|
Some Common Illnesses May
Increase Suicide Risk for Elderly People
http://seniorjournal.com/NEWS/Eldercare/4-06-15illness.htm
June 15, 2004 - Elderly people kill themselves at a higher
rate than others and a recent study has identified illnesses
which may increase the suicide risk. Suicide ranks number 11 in
the leading causes of death in the United States.
Many of the illnesses associated with suicide risk are common,
according to an article in the June 14 issue of The Archives of
Internal Medicine, one of the JAMA/Archives journals. Medical
illnesses may predispose to suicide, but few studies have
examined the association between suicide and specific illnesses,
the article states.
David N. Juurlink, M.D., Ph.D., of Sunnybrook and Women’s
College Health Sciences Centre, Toronto, Ontario, and colleagues
examined the relationship between treatment for several
illnesses and the risk of suicide in elderly patients.
The researchers examined the prescription records of all Ontario
residents 66 years and older who committed suicide between
January 1, 1992 and December 31, 2000. For each resident who
committed suicide, the researchers also looked at the
prescription records of four living controls matched for age,
sex, residential area, and income to determine the presence or
absence of 17 illnesses potentially related to suicide.
Among the 1,329 elderly persons who committed suicide (1,012
men; 317 women), the most common methods involved firearms (28
percent), hanging (24 percent), and self-poisoning (21 percent).
Depression, bipolar disorder (manic-depressive illness) and
severe pain were associated with the largest increases in
suicide risk. However, several other chronic illnesses including
seizure disorder, congestive heart failure, and chronic lung
disease, were also associated with an increased risk for
suicide.
The researchers also found that treatment for multiple illnesses
was strongly related to an increased risk of suicide, and that
most of the patients who committed suicide visited a physician
in the month before death, about half of them during the
preceding week.
“Our findings have important implications for prevention because
most elderly patients who commit suicide visit a physician
shortly beforehand, and many of them have clinically
recognizable features of depression at the time,” the authors
write. “Physicians, nurses, and other health care professionals
should be alert to the possible threat of suicide in elderly
patients with chronic illness, particularly in patients with
multiple illnesses, symptoms of depression, or other risk
factors for suicide.”
Editorial: Preventing Suicide in Elderly Patients
Eve K. Moscicki, Sc.D., M.P.H., of the National Institute of
Mental Health, Bethesda, Md., and Eric D. Caine, M.D., of
Rochester, N.Y., write, “While suicide may seem to many to be a
quintessentially individual problem resulting from intensely
personal decisions to end one’s life, empirical evidence over
the past two decades has shifted this view toward one of suicide
as a broader, population-based phenomenon with discernible
common patterns that can be used to help define generalized risk
and protective factors.”
They write that “Juurlink et al find that the likelihood of
suicide or nonfatal suicidal behaviors increases with an
increasing number of risk factors as well as with specific
medical conditions such as depression or severe pain. The
findings from this epidemiologic work can now form the basis for
a different type of study to examine the mechanisms by which
depression and general medical disorders may interact.”

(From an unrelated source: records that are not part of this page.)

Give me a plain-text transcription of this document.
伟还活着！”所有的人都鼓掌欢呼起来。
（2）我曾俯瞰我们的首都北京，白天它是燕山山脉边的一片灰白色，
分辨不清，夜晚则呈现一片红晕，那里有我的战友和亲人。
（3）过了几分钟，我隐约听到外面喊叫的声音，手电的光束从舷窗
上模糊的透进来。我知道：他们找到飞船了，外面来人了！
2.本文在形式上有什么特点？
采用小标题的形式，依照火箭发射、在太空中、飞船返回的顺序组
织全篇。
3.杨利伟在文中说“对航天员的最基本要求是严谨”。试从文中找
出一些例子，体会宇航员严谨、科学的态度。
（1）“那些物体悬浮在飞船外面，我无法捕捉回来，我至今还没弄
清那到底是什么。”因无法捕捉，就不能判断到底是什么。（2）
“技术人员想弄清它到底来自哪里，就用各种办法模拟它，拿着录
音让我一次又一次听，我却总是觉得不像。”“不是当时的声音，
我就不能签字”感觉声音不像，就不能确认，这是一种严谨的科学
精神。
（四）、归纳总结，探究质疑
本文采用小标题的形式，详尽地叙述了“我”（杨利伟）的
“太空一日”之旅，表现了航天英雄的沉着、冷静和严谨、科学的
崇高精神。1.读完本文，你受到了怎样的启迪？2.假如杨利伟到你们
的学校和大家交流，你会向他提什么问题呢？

The editorialists state that the findings by Juurlink et al
point in three different directions for future research:
describing the mechanisms that protect individuals with medical
disorders, depression and pain who do not kill themselves;
understanding how those who killed themselves appeared in their
physician’s offices and what a physician should look for; and
finally, developing preventive and therapeutic interventions to
help those identified as at increased risk for suicide.